IRT was developed in the context of measuring individual examinees' abilities. In that setting, each individual is administered enough items (often 60 or more) to permit precise estimation of his or her true scale score. Because the uncertainty associated with each individual's scale score estimate is negligible, the distribution of scale scores for a group of students, or the joint distribution of scale scores with other variables, can then be approximated using an individual's estimated scale score as if they were true scale score values.
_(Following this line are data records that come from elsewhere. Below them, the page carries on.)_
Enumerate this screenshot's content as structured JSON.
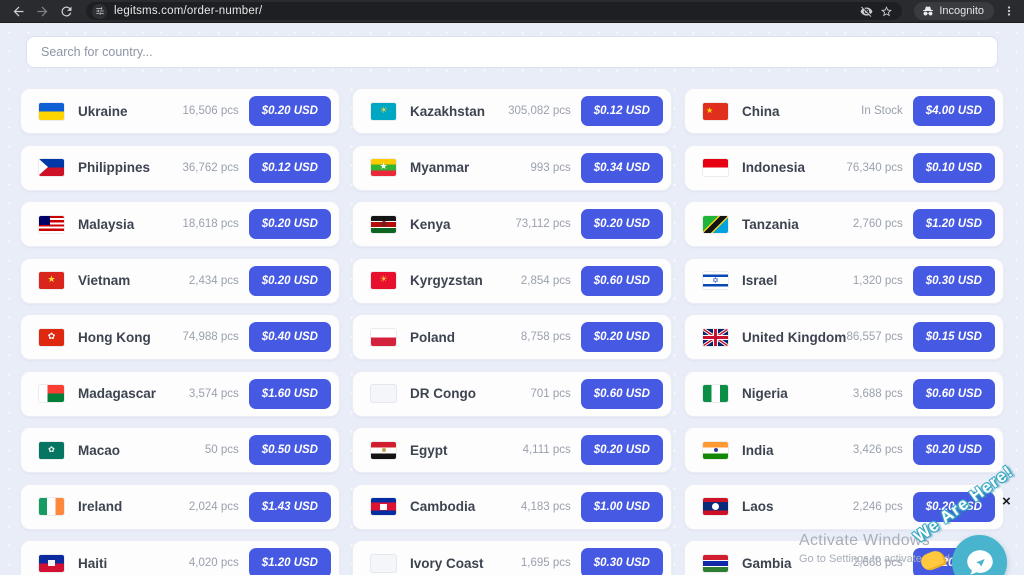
{
  "browser": {
    "url": "legitsms.com/order-number/",
    "incognito_label": "Incognito"
  },
  "colors": {
    "accent_button": "#4659e2",
    "page_background": "#e9edf8",
    "toolbar_background": "#2a2b2e",
    "chat_teal": "#49b4cd"
  },
  "page": {
    "search_placeholder": "Search for country...",
    "close_glyph": "×",
    "watermark": {
      "line1": "Activate Windows",
      "line2": "Go to Settings to activate Wind"
    },
    "chat": {
      "banner": "We Are Here!"
    }
  },
  "countries": [
    {
      "name": "Ukraine",
      "stock": "16,506 pcs",
      "price": "$0.20 USD",
      "flag": {
        "kind": "stripes",
        "dir": "b",
        "stops": [
          [
            "#115fd4",
            50
          ],
          [
            "#ffd500",
            100
          ]
        ]
      }
    },
    {
      "name": "Kazakhstan",
      "stock": "305,082 pcs",
      "price": "$0.12 USD",
      "flag": {
        "kind": "solid",
        "colors": [
          "#00a7c3"
        ],
        "emblem": {
          "ch": "☀",
          "color": "#ffd43b",
          "size": 9
        }
      }
    },
    {
      "name": "China",
      "stock": "In Stock",
      "price": "$4.00 USD",
      "flag": {
        "kind": "solid",
        "colors": [
          "#e02f1d"
        ],
        "emblem": {
          "ch": "★",
          "color": "#ffde00",
          "size": 8,
          "pos": "left"
        }
      }
    },
    {
      "name": "Philippines",
      "stock": "36,762 pcs",
      "price": "$0.12 USD",
      "flag": {
        "kind": "ph",
        "colors": [
          "#0038a8",
          "#ce1126"
        ]
      }
    },
    {
      "name": "Myanmar",
      "stock": "993 pcs",
      "price": "$0.34 USD",
      "flag": {
        "kind": "stripes",
        "dir": "b",
        "stops": [
          [
            "#fecb00",
            33
          ],
          [
            "#34b233",
            67
          ],
          [
            "#ea2839",
            100
          ]
        ],
        "emblem": {
          "ch": "★",
          "color": "#ffffff",
          "size": 9
        }
      }
    },
    {
      "name": "Indonesia",
      "stock": "76,340 pcs",
      "price": "$0.10 USD",
      "flag": {
        "kind": "stripes",
        "dir": "b",
        "stops": [
          [
            "#e70011",
            50
          ],
          [
            "#ffffff",
            100
          ]
        ]
      }
    },
    {
      "name": "Malaysia",
      "stock": "18,618 pcs",
      "price": "$0.20 USD",
      "flag": {
        "kind": "my"
      }
    },
    {
      "name": "Kenya",
      "stock": "73,112 pcs",
      "price": "$0.20 USD",
      "flag": {
        "kind": "stripes",
        "dir": "b",
        "stops": [
          [
            "#141414",
            28
          ],
          [
            "#ffffff",
            34
          ],
          [
            "#b40b0b",
            66
          ],
          [
            "#ffffff",
            72
          ],
          [
            "#0b6623",
            100
          ]
        ],
        "emblem": {
          "shape": "dot",
          "color": "#7a1c1c",
          "size": 6
        }
      }
    },
    {
      "name": "Tanzania",
      "stock": "2,760 pcs",
      "price": "$1.20 USD",
      "flag": {
        "kind": "stripes",
        "dir": "br",
        "stops": [
          [
            "#1eb53a",
            36
          ],
          [
            "#f7d618",
            41
          ],
          [
            "#141414",
            59
          ],
          [
            "#f7d618",
            64
          ],
          [
            "#00a3dd",
            100
          ]
        ]
      }
    },
    {
      "name": "Vietnam",
      "stock": "2,434 pcs",
      "price": "$0.20 USD",
      "flag": {
        "kind": "solid",
        "colors": [
          "#da251d"
        ],
        "emblem": {
          "ch": "★",
          "color": "#ffe135",
          "size": 9
        }
      }
    },
    {
      "name": "Kyrgyzstan",
      "stock": "2,854 pcs",
      "price": "$0.60 USD",
      "flag": {
        "kind": "solid",
        "colors": [
          "#e8112d"
        ],
        "emblem": {
          "ch": "☀",
          "color": "#ffd43b",
          "size": 9
        }
      }
    },
    {
      "name": "Israel",
      "stock": "1,320 pcs",
      "price": "$0.30 USD",
      "flag": {
        "kind": "stripes",
        "dir": "b",
        "stops": [
          [
            "#ffffff",
            16
          ],
          [
            "#0748b4",
            30
          ],
          [
            "#ffffff",
            70
          ],
          [
            "#0748b4",
            84
          ],
          [
            "#ffffff",
            100
          ]
        ],
        "emblem": {
          "ch": "✡",
          "color": "#0748b4",
          "size": 8
        }
      }
    },
    {
      "name": "Hong Kong",
      "stock": "74,988 pcs",
      "price": "$0.40 USD",
      "flag": {
        "kind": "solid",
        "colors": [
          "#de2910"
        ],
        "emblem": {
          "ch": "✿",
          "color": "#ffffff",
          "size": 9
        }
      }
    },
    {
      "name": "Poland",
      "stock": "8,758 pcs",
      "price": "$0.20 USD",
      "flag": {
        "kind": "stripes",
        "dir": "b",
        "stops": [
          [
            "#ffffff",
            50
          ],
          [
            "#d4213d",
            100
          ]
        ]
      }
    },
    {
      "name": "United Kingdom",
      "stock": "86,557 pcs",
      "price": "$0.15 USD",
      "flag": {
        "kind": "uk"
      }
    },
    {
      "name": "Madagascar",
      "stock": "3,574 pcs",
      "price": "$1.60 USD",
      "flag": {
        "kind": "mg",
        "colors": [
          "#ffffff",
          "#fc3d32",
          "#007e3a"
        ]
      }
    },
    {
      "name": "DR Congo",
      "stock": "701 pcs",
      "price": "$0.60 USD",
      "flag": {
        "kind": "placeholder"
      }
    },
    {
      "name": "Nigeria",
      "stock": "3,688 pcs",
      "price": "$0.60 USD",
      "flag": {
        "kind": "stripes",
        "dir": "r",
        "stops": [
          [
            "#0b8f47",
            33
          ],
          [
            "#ffffff",
            67
          ],
          [
            "#0b8f47",
            100
          ]
        ]
      }
    },
    {
      "name": "Macao",
      "stock": "50 pcs",
      "price": "$0.50 USD",
      "flag": {
        "kind": "solid",
        "colors": [
          "#067662"
        ],
        "emblem": {
          "ch": "✿",
          "color": "#ffffff",
          "size": 8
        }
      }
    },
    {
      "name": "Egypt",
      "stock": "4,111 pcs",
      "price": "$0.20 USD",
      "flag": {
        "kind": "stripes",
        "dir": "b",
        "stops": [
          [
            "#d01e2f",
            33
          ],
          [
            "#ffffff",
            67
          ],
          [
            "#141414",
            100
          ]
        ],
        "emblem": {
          "shape": "dot",
          "color": "#c7a447",
          "size": 4
        }
      }
    },
    {
      "name": "India",
      "stock": "3,426 pcs",
      "price": "$0.20 USD",
      "flag": {
        "kind": "stripes",
        "dir": "b",
        "stops": [
          [
            "#ff9933",
            33
          ],
          [
            "#ffffff",
            67
          ],
          [
            "#138808",
            100
          ]
        ],
        "emblem": {
          "shape": "dot",
          "color": "#2c3e9e",
          "size": 4
        }
      }
    },
    {
      "name": "Ireland",
      "stock": "2,024 pcs",
      "price": "$1.43 USD",
      "flag": {
        "kind": "stripes",
        "dir": "r",
        "stops": [
          [
            "#169b62",
            33
          ],
          [
            "#ffffff",
            67
          ],
          [
            "#ff883e",
            100
          ]
        ]
      }
    },
    {
      "name": "Cambodia",
      "stock": "4,183 pcs",
      "price": "$1.00 USD",
      "flag": {
        "kind": "stripes",
        "dir": "b",
        "stops": [
          [
            "#032ea1",
            27
          ],
          [
            "#df1231",
            73
          ],
          [
            "#032ea1",
            100
          ]
        ],
        "emblem": {
          "shape": "rect",
          "color": "#ffffff",
          "size": 7
        }
      }
    },
    {
      "name": "Laos",
      "stock": "2,246 pcs",
      "price": "$0.20 USD",
      "flag": {
        "kind": "stripes",
        "dir": "b",
        "stops": [
          [
            "#ce1126",
            25
          ],
          [
            "#0a2a7a",
            75
          ],
          [
            "#ce1126",
            100
          ]
        ],
        "emblem": {
          "shape": "dot",
          "color": "#ffffff",
          "size": 7
        }
      }
    },
    {
      "name": "Haiti",
      "stock": "4,020 pcs",
      "price": "$1.20 USD",
      "flag": {
        "kind": "stripes",
        "dir": "b",
        "stops": [
          [
            "#0a2a9e",
            50
          ],
          [
            "#d21034",
            100
          ]
        ],
        "emblem": {
          "shape": "rect",
          "color": "#f2f2f2",
          "size": 7
        }
      }
    },
    {
      "name": "Ivory Coast",
      "stock": "1,695 pcs",
      "price": "$0.30 USD",
      "flag": {
        "kind": "placeholder"
      }
    },
    {
      "name": "Gambia",
      "stock": "2,668 pcs",
      "price": "$1.20 USD",
      "flag": {
        "kind": "stripes",
        "dir": "b",
        "stops": [
          [
            "#d01e2f",
            30
          ],
          [
            "#ffffff",
            36
          ],
          [
            "#1226a8",
            64
          ],
          [
            "#ffffff",
            70
          ],
          [
            "#2e7d32",
            100
          ]
        ]
      }
    }
  ]
}
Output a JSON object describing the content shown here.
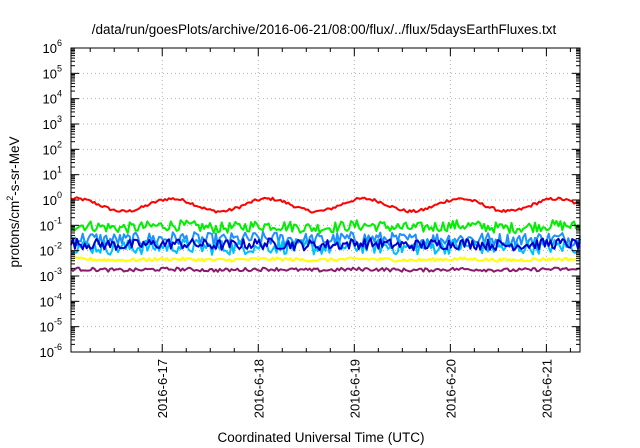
{
  "chart_data": {
    "type": "line",
    "title": "/data/run/goesPlots/archive/2016-06-21/08:00/flux/../flux/5daysEarthFluxes.txt",
    "xlabel": "Coordinated Universal Time (UTC)",
    "ylabel": {
      "prefix": "protons/cm",
      "superscript": "2",
      "suffix": "-s-sr-MeV"
    },
    "x_tick_labels": [
      "2016-6-17",
      "2016-6-18",
      "2016-6-19",
      "2016-6-20",
      "2016-6-21"
    ],
    "xlim_days_from_2016_6_17": [
      -0.95,
      4.35
    ],
    "yscale": "log",
    "ylim_exponent": [
      -6,
      6
    ],
    "y_tick_labels": [
      {
        "base": "10",
        "exp": "-6"
      },
      {
        "base": "10",
        "exp": "-5"
      },
      {
        "base": "10",
        "exp": "-4"
      },
      {
        "base": "10",
        "exp": "-3"
      },
      {
        "base": "10",
        "exp": "-2"
      },
      {
        "base": "10",
        "exp": "-1"
      },
      {
        "base": "10",
        "exp": "0"
      },
      {
        "base": "10",
        "exp": "1"
      },
      {
        "base": "10",
        "exp": "2"
      },
      {
        "base": "10",
        "exp": "3"
      },
      {
        "base": "10",
        "exp": "4"
      },
      {
        "base": "10",
        "exp": "5"
      },
      {
        "base": "10",
        "exp": "6"
      }
    ],
    "grid": true,
    "series": [
      {
        "color": "#ff0000",
        "base_log10": -0.2,
        "amp": 0.25,
        "period_days": 1.0,
        "noise": 0.06
      },
      {
        "color": "#00ee00",
        "base_log10": -1.05,
        "amp": 0.05,
        "period_days": 1.0,
        "noise": 0.22
      },
      {
        "color": "#1e90ff",
        "base_log10": -1.55,
        "amp": 0.03,
        "period_days": 1.0,
        "noise": 0.28
      },
      {
        "color": "#00bfff",
        "base_log10": -1.85,
        "amp": 0.03,
        "period_days": 1.0,
        "noise": 0.3
      },
      {
        "color": "#0000cd",
        "base_log10": -1.75,
        "amp": 0.03,
        "period_days": 1.0,
        "noise": 0.22
      },
      {
        "color": "#ffff00",
        "base_log10": -2.35,
        "amp": 0.02,
        "period_days": 1.0,
        "noise": 0.07
      },
      {
        "color": "#8b1a6b",
        "base_log10": -2.75,
        "amp": 0.02,
        "period_days": 1.0,
        "noise": 0.07
      }
    ]
  }
}
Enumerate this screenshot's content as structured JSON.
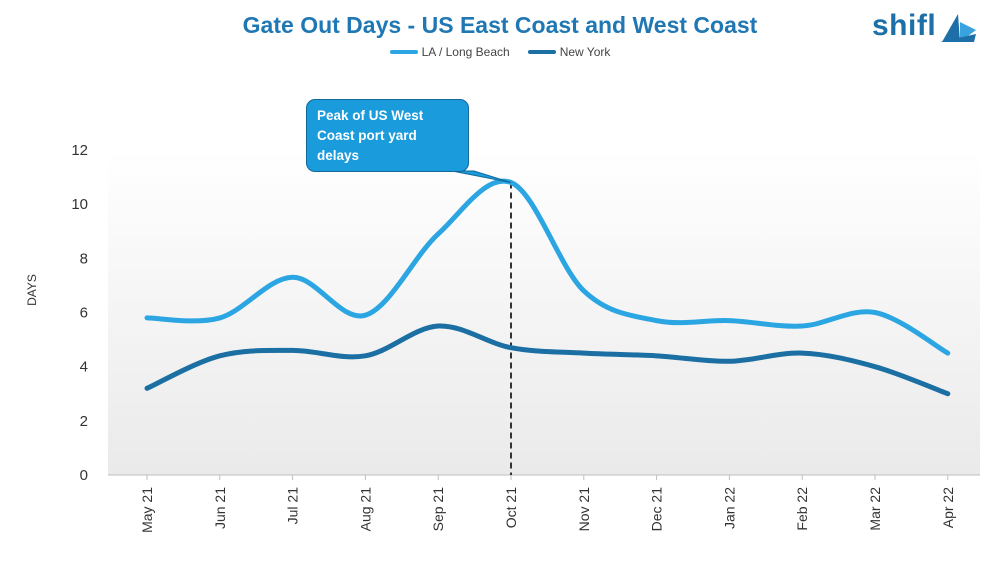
{
  "brand": {
    "logo_text": "shifl"
  },
  "chart_data": {
    "type": "line",
    "title": "Gate Out Days - US East Coast and West Coast",
    "xlabel": "",
    "ylabel": "DAYS",
    "categories": [
      "May 21",
      "Jun 21",
      "Jul 21",
      "Aug 21",
      "Sep 21",
      "Oct 21",
      "Nov 21",
      "Dec 21",
      "Jan 22",
      "Feb 22",
      "Mar 22",
      "Apr 22"
    ],
    "yticks": [
      0,
      2,
      4,
      6,
      8,
      10,
      12
    ],
    "ylim": [
      0,
      12
    ],
    "grid": false,
    "legend_position": "top-center",
    "series": [
      {
        "name": "LA / Long Beach",
        "color": "#2ba6e2",
        "values": [
          5.8,
          5.8,
          7.3,
          5.9,
          8.9,
          10.8,
          6.8,
          5.7,
          5.7,
          5.5,
          6.0,
          4.5
        ]
      },
      {
        "name": "New York",
        "color": "#1b6fa3",
        "values": [
          3.2,
          4.4,
          4.6,
          4.4,
          5.5,
          4.7,
          4.5,
          4.4,
          4.2,
          4.5,
          4.0,
          3.0
        ]
      }
    ],
    "annotation": {
      "text": "Peak of US West Coast port yard delays",
      "category": "Oct 21",
      "value": 10.8
    }
  }
}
This approach breaks down in the assessment setting when, in order to provide broader content coverage in limited testing time, each respondent is administered relatively few items in a subject area. A first problem is that the uncertainty associated with individual scale scores is too large to ignore, and the features of the scale score distribution for groups of students can be seriously biased when estimated using individuals' estimated scale scores as if they were true scale score values. (The failure of this approach was verified in early analyses of the 1984 NAEP reading survey; see Wingersky, Kaplan, and Beaton 1987.) A second problem, occurring even with test lengths of 60, arises when test forms vary across and within assessments as to the numbers, formats, and content of the test items. The measurement error distributions thus differ even if underlying true scale score distributions do not, causing estimated scale score distributions to exhibit spurious changes and resulting in deceptive comparisons in apparent population distributions that may be greater than actual differences over time or across groups. Although this latter problem is avoided in traditional standardized testing by presenting students with parallel test forms, controlled tightly across time and groups, the same constraints cannot be imposed in the design and data-collection phases of the present NAEP. The NAEP methodology, using population-structure models, was developed as a way to estimate key population features consistently, and approximate others no worse than standard IRT procedures would, even when item booklet composition, format, and content balances change over time.